District B13 (2004)
June 8, 2020 7:17 PM - Subscribe

In the ghettos of Paris in 2010, an undercover cop and an ex-thug try to infiltrate a gang in order to defuse a neutron bomb.

AV Club: With the vaguest of allusions to the recent immigrant riots, the film opens in 2010 Paris, where government leaders have decided to seal the city's crime-ridden housing districts behind a security wall. Needless to say, the isolated projects are a grimy haven for crime lords like Larbi Naceri, a thug who casually guns down his own henchmen at any hint of bad news, and presides over a mountain of cocaine to rival Al Pacino's in Scarface. As the proprietor of the only "clean" building in the neighborhood, David Belle is a persistent thorn in Naceri's side, as he does everything in his Jackie Chan-like power to upend the drug trade. After a series of events land Belle in jail while Naceri keeps his sister (Dany Verissimo) on a leash, an equally dexterous cop (Cyril Raffaelli) recruits Belle to stop Naceri from launching a nuclear rocket into the city.

Chicago Tribune: The movie doesn't make a lick of sense, but it's done with such zest and skill--and such incredible stunt work and action choreography by co-stars Cyril Raffaelli and David Belle--that the absurdities don't sabotage it.

Then again, maybe the absurdities help it. Produced and co-written by action king Luc Bes-son, France's main Hollywood wannabe (the director of "La Femme Nikita" and "The Professional"), "B13" is set in a drug-ridden, crime-infested ghetto much like the one in Mathieu Kassovitz's more serious youth-crime drama "Hate." But this is sheer fantasy. Raffaelli and Belle play, respectively, an undercover cop named Damien and a B13 vigilante named Leito, who team up to battle cocaine-addict mobster Taha (Bibi Naceri). Bad-tempered Taha has stolen a massive bomb, triggered the countdown and may wind up blowing up millions of people unless the duo find and defuse it--at, of course, the last possible minute.
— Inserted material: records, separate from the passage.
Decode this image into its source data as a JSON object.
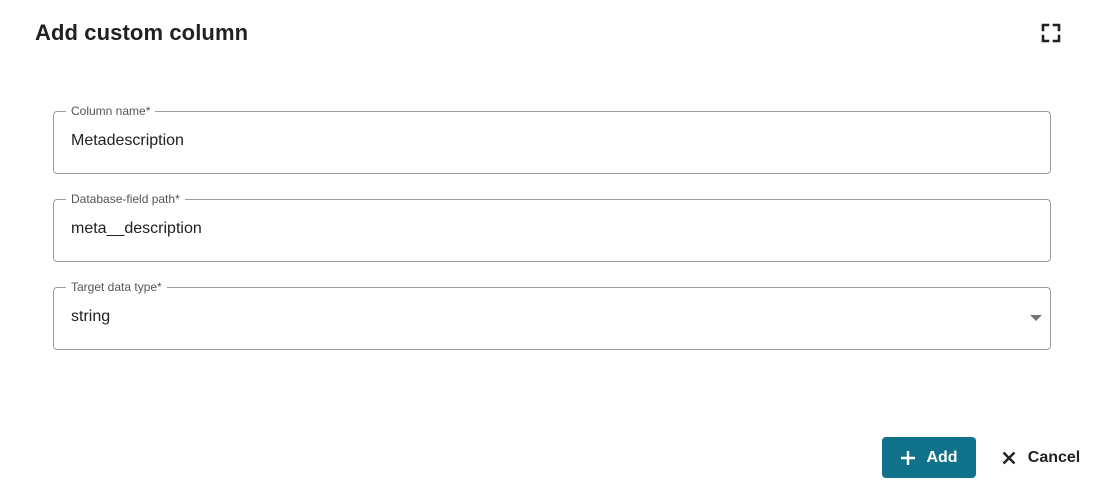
{
  "dialog": {
    "title": "Add custom column",
    "fullscreen_icon": "fullscreen-icon"
  },
  "fields": {
    "column_name": {
      "label": "Column name*",
      "value": "Metadescription"
    },
    "database_field_path": {
      "label": "Database-field path*",
      "value": "meta__description"
    },
    "target_data_type": {
      "label": "Target data type*",
      "value": "string",
      "caret_icon": "caret-down-icon"
    }
  },
  "actions": {
    "add_label": "Add",
    "add_icon": "plus-icon",
    "cancel_label": "Cancel",
    "cancel_icon": "close-icon"
  },
  "colors": {
    "primary_button": "#10718a",
    "border": "#9e9e9e",
    "text": "#212121"
  }
}
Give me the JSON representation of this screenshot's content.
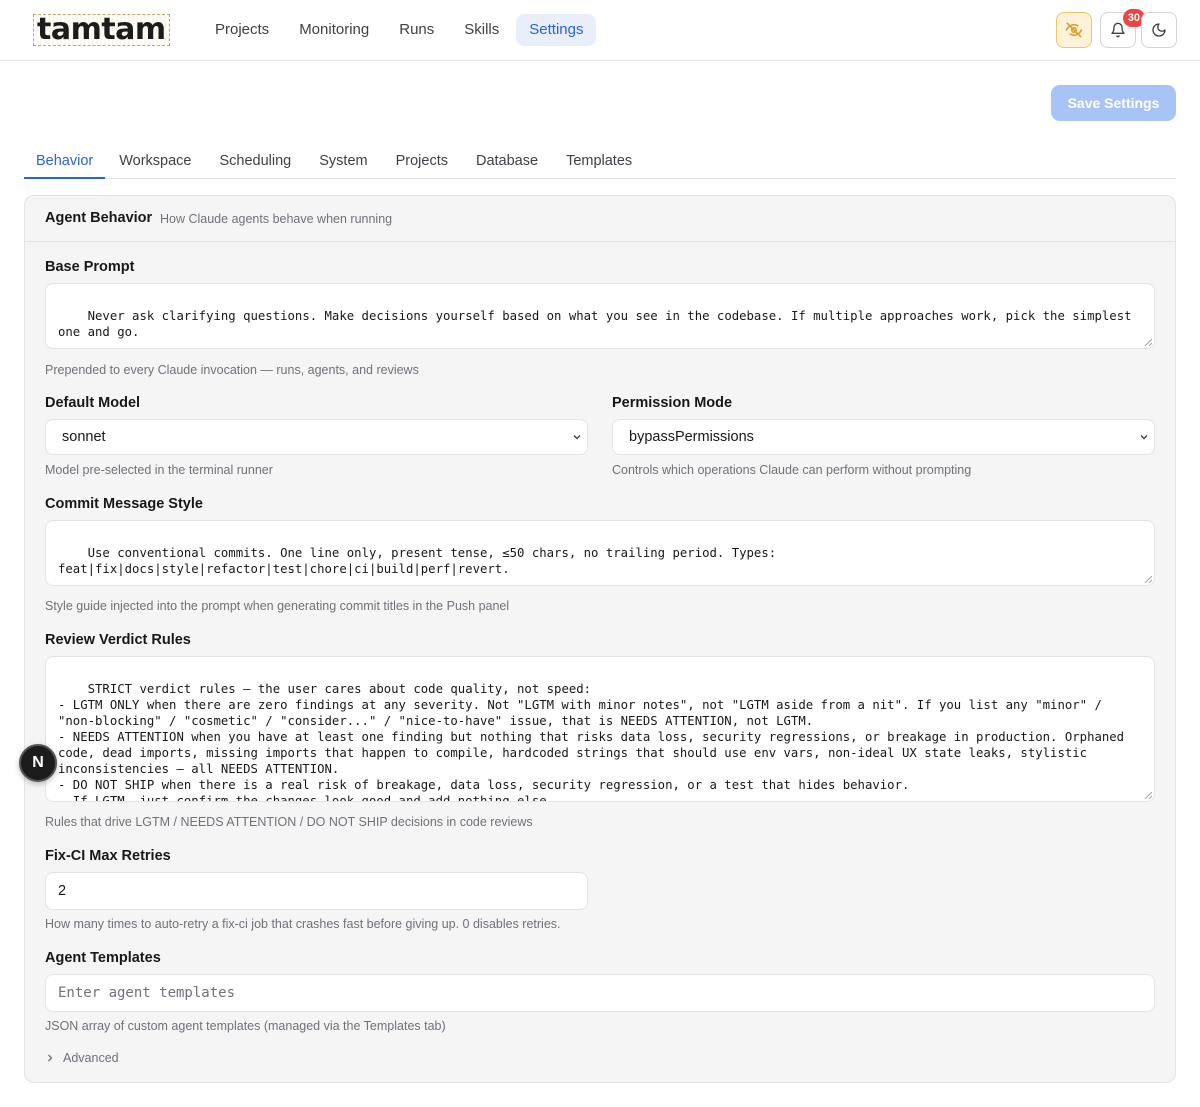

NYTimes: With backing from the film's producer and co-writer, Luc Besson, the director, Pierre Morel, mounts a breakneck B movie inspired by Hong Kong action extravaganzas, the gritty genre classics of John Carpenter and the Thai neo-kung fu parable "Ong Bak." He hasn't reinvented this particular wheel, but he gets it spinning with delirious savoir-faire.

Trailer

Terrible, painful, barely watchable remake (retitled "Brick Mansions") starring Belle and Paul Walker in place of Cyril Rafaelli now streaming on Hulu.
posted by MoonOrb (5 comments total) 1 user marked this as a favorite
 
The classic parkour film. I haven't seen it in way too long, but I remember really enjoying it. Manages to subvert a couple of expectations, but mostly it's pretty a straightforward action movie. Paints the downtrodden inhabitants of the banlieu as sympathetic instead of (completely) criminal and the politicians and cops as the ultimate villains.

Its influence was felt far beyond its immediate impact in that it brought us a number of parkour sequences in Hollywood movies, culminating of course with Punisher: War Zone. Even now with the parkour craze mostly behind us, foot chases are expected to be more fluid than they were before, our heroes and villains expected to have much more finesse when running around.

I remember having some serious problems with a message of "tolerance" that was in the sequel ("let's live and let live with nazi skinheads") and I can't remember if that was also there in this film or if I just missed it at the time. It could be true that I'm misremembering the sequel. It's been a long time.

I also watched Brick Mansions which seemed forgettable and unnecessary, except hey more work for Belle is probably a good thing.
posted by ODiV at 8:50 PM on June 8, 2020 [1 favorite]


I was reading this description and nodding along, wondering how I could have seen this and then got to the bottom. Ah, I saw that terrible Paul Walker movie, but it made so little of an impression on me that I would never have thought of it again if not for this post. Maybe I will try to find the original.
posted by Literaryhero at 4:48 AM on June 9, 2020


The extremely short run-time of this movie is one of its positive features.

Watch action
Mostly parkour
Not too much
posted by migurski at 8:13 AM on June 9, 2020 [3 favorites]


There's some really nice stunts in this but IIRC there is at least one instance where the hero runs fast along a narrow corridor at someone with a machine gun and is so fast all the bullets hit the wall he isn't running down. Now clearly the hero not getting hit is super common but this was particularly egregious.
posted by biffa at 9:31 AM on June 9, 2020


I haven't seen it since shortly after it came out, but I remember this being what would've been a fairly unremarkable action movie except with such outstanding stunt and action work that it elevated the whole thing.